Que nuestra mente concuerde con nuestra voz. (19,7)
Reflexionemos un día más sobre la llamada regla de Oro de la autenticidad. “Que nuestra mente concuerde con nuestra voz”.
Concuerde, es la palabra clave, como expresión de la coherencia, de la madurez, de la superación constante de todas las formas de dualidad que sufrimos los hombres.
Nuestra debilidad se debate en una serie de dilemas que nos parecen insuperables en los caminos de la oración, en la búsqueda del Señor, único capaz de coronar con su don esta búsqueda.
El primer dilema es búsqueda de interioridad frente a la objetividad de la Palabra de Dios.
S. Benito resuelve este dilema de una manera impensable para la sensibilidad de nuestro tiempo que diría al revés: que las expresiones verbales estén de acuerdo con vuestro pensamiento.
Pero S. Benito sobrepasa la antropología, y nos pone por la fe dentro del misterio cristiano. La oración cristiana es mucho más que un esfuerzo de interioridad. (De lo contrario quedaría en la categoría paulina de las obras, en contraposición de la gracia)
La oración cristiana es siempre una respuesta a la llamada de Dios.»Me has seducido Señor, y yo me he dejado seducir. (Jer 27)
Por ello la oración, si bien reclama lo mejor de cada uno de nosotros mismos, se alimenta con la objetividad de una palabra inspirada, que es concreción humana de la iniciativa de Dios y expresión gratuita de la respuesta del hombre.
Toda la Escritura, y en particular los salmos nos ofrecen la pauta de la oración y entonces también empieza a ser orientadora para el hombre de hoy la frase de S. Benito: “que nuestra mente concuerde con nuestra voz”.

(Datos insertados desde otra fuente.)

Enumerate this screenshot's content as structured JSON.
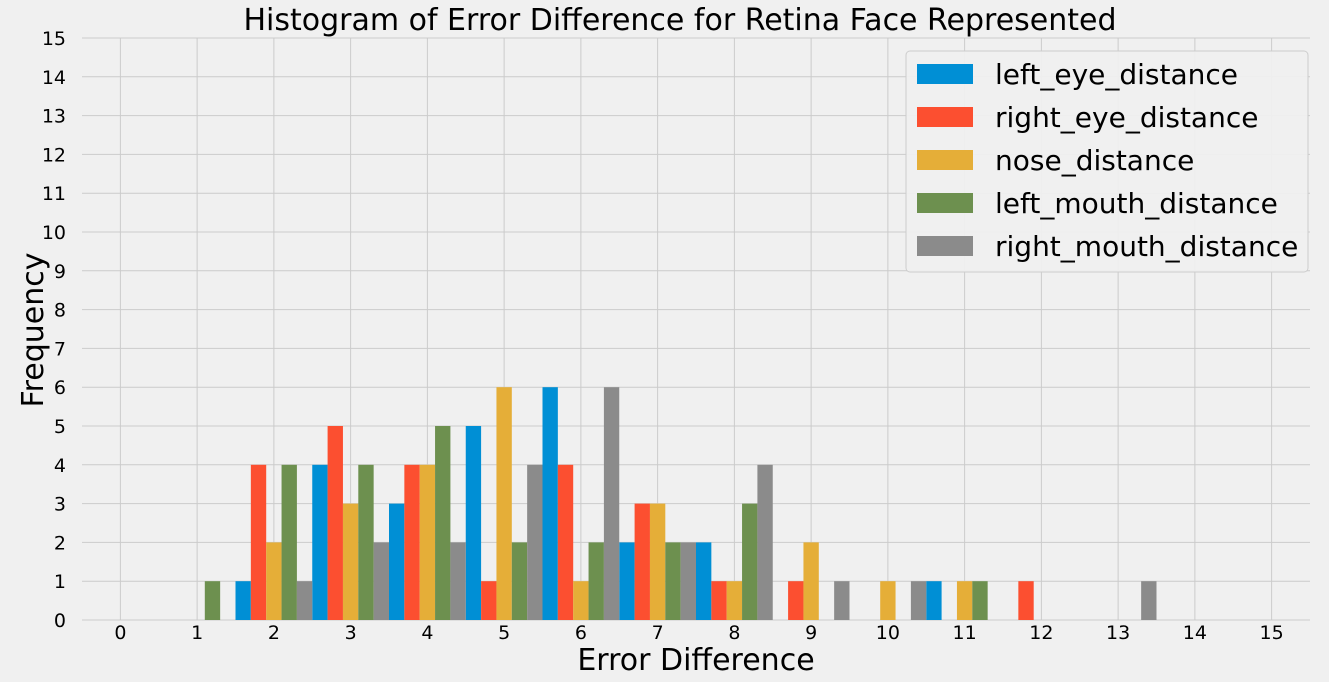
{
  "chart_data": {
    "type": "bar",
    "title": "Histogram of Error Difference for Retina Face Represented",
    "xlabel": "Error Difference",
    "ylabel": "Frequency",
    "xlim": [
      -0.5,
      15.5
    ],
    "ylim": [
      0,
      15
    ],
    "x_ticks": [
      0,
      1,
      2,
      3,
      4,
      5,
      6,
      7,
      8,
      9,
      10,
      11,
      12,
      13,
      14,
      15
    ],
    "y_ticks": [
      0,
      1,
      2,
      3,
      4,
      5,
      6,
      7,
      8,
      9,
      10,
      11,
      12,
      13,
      14,
      15
    ],
    "grid": true,
    "legend_position": "top-right",
    "bins": [
      0,
      1,
      2,
      3,
      4,
      5,
      6,
      7,
      8,
      9,
      10,
      11,
      12,
      13
    ],
    "series": [
      {
        "name": "left_eye_distance",
        "color": "#008fd5",
        "values": [
          0,
          1,
          4,
          3,
          5,
          6,
          2,
          2,
          0,
          0,
          1,
          0,
          0,
          0
        ]
      },
      {
        "name": "right_eye_distance",
        "color": "#fc4f30",
        "values": [
          0,
          4,
          5,
          4,
          1,
          4,
          3,
          1,
          1,
          0,
          0,
          1,
          0,
          0
        ]
      },
      {
        "name": "nose_distance",
        "color": "#e5ae38",
        "values": [
          0,
          2,
          3,
          4,
          6,
          1,
          3,
          1,
          2,
          1,
          1,
          0,
          0,
          0
        ]
      },
      {
        "name": "left_mouth_distance",
        "color": "#6d904f",
        "values": [
          1,
          4,
          4,
          5,
          2,
          2,
          2,
          3,
          0,
          0,
          1,
          0,
          0,
          0
        ]
      },
      {
        "name": "right_mouth_distance",
        "color": "#8b8b8b",
        "values": [
          0,
          1,
          2,
          2,
          4,
          6,
          2,
          4,
          1,
          1,
          0,
          0,
          1,
          0
        ]
      }
    ]
  }
}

En lugar de contraponer interioridad y expresión exterior impuesta, buscamos la vivencia de una caridad que unifica todo en una respuesta de oración a aquel que nos ha amado primero.
De acuerdo con la expresión de S. Ireneo, es Dios mismos quien nos coge con sus dos manos: la Palabra por el exterior y el Espíritu por el interior.
El segundo dilema es libertad personal y expresión comunitaria. Proviene también de una expresión poco cristiana del hombre.
Cuando hay una vivencia profundamente cristiana, persona y comunidad no se oponen, sino que se complementan.
Cuando oponemos estos dos términos, es señal de que los vivimos superficialmente. El hombre que vive a fondo el aspecto personal de la oración es el único también de vivir a fondo la oración de comunidad con todo lo que comporta: aceptación y atención de los otros, apertura. Y viceversa, solo el hombre que sepa dar contenido a la oración en común será capaz de una auténtica interioridad sin caer en falsos misticismos.
Por tanto en lugar de menospreciar la oración comunitaria con la autosuficiencia de un espiritualismo exacerbado, o por medio de la búsqueda de una autenticidad personal a ultranza, sepamos entrar en la escuela del diálogo de Dios con los hombres, que es el oficio divino.
Sería una gran equivocación considerar el oficio divino como una especie de «autoservicio» de la oración, en el que cada uno tomaría aquello que pueda interesarle. Esto llevaría al individualismo destructor de la vida comunitaria.
El integrarse en el ritmo de la oración comunitaria es imprescindible para todo aquel que quiera ser monje de verdad.
El tercer dilema es contemplación o acción, o como sería empleando expresiones bíblicas: culto y misericordia.
El culto sin misericordia, se convierte en una simple obra del hombre, desvinculada de su propia raíz. Un culto y una misericordia aislados no son vida cristiana. La vida cristiana es el espíritu de Jesús en nosotros, que empuja a devolver al Padre todo lo que nos da y a comunicárselo a los hermanos por la misericordia. Constituyen los dos aspectos del mandamiento nuevo.
Frente a todos los dilemas, S. Benito nos recuerda constantemente: mantengámonos de tal manera en la salmodia, de modo que nuestra mente concuerde con nuestra voz.